Каким-то неясным способом Мартелс понял, что Квант слово «птицы» произносит так, словно оно начинается с прописной буквы. В речах же его собеседника это не ощущалось, и теперь на лице того отразился с трудом скрываемый ужас. Он также заметил, что Квант обращался к этому предполагаемому дикарю так, как к образованному и равному себе по статусу человеку. В такой же манере говорил и его собеседник. Но что нового давала Мартелсу эта информация? И кем, вообще, был здесь сам Мартелс? Человеком, который каким-то таинственным образом восстанавливается после несчастного случая в некоем странном, разрушающемся музее и участвует в совершенно безумном разговоре с человекоподобным существом, задающим ему вопросы, которые средневековый студент мог бы задавать самому Фоме Аквинскому?

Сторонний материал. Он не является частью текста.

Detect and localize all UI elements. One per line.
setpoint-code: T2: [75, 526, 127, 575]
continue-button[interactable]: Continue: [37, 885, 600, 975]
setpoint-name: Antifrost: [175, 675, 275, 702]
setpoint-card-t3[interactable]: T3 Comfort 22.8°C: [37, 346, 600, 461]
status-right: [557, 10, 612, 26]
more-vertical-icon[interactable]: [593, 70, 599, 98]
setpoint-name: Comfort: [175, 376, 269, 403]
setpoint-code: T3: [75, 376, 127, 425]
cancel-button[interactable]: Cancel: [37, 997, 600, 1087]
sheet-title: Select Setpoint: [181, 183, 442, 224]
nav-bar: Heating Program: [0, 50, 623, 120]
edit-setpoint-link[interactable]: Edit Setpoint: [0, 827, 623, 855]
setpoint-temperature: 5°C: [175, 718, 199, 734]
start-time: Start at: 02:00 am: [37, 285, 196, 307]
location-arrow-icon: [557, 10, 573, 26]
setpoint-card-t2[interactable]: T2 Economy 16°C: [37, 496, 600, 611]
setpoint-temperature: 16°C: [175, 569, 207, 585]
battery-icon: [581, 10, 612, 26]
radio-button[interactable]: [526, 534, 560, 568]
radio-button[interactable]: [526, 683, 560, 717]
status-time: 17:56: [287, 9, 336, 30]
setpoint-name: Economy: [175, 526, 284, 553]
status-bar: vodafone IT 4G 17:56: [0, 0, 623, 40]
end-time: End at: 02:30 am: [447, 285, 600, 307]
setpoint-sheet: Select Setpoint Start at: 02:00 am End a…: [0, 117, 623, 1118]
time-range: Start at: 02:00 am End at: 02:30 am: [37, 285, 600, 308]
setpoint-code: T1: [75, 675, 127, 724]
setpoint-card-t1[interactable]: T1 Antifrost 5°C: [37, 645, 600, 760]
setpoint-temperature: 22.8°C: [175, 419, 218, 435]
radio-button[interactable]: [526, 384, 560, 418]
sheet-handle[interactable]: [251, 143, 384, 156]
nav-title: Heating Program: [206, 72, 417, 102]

– Я не знаю, бессмертный Квант, – ответил посетитель. – Но без этих обрядов у нас не будет новых поколений предков, а знание о жизни после смерти быстро иссякнет. У кого же мы в конечном итоге станем спрашивать совета? У самих себя?
– Да, у кого?
Судя по оттенку иронии, который Мартелс расслышал в собственном голосе, вопрос должен был прозвучать как риторический. Но, так или иначе, он понял – с него довольно! Собрав всю свою силу воли, он произнес:
– Кто-нибудь будет так любезен, чтобы сообщить мне, что здесь, вообще, происходит?
На этот раз он говорил собственным голосом, хотя ощущения того, что он что-то произносит, не было. Кроме того, фраза эта прозвучала на том же самом, совершенно незнакомом ему языке.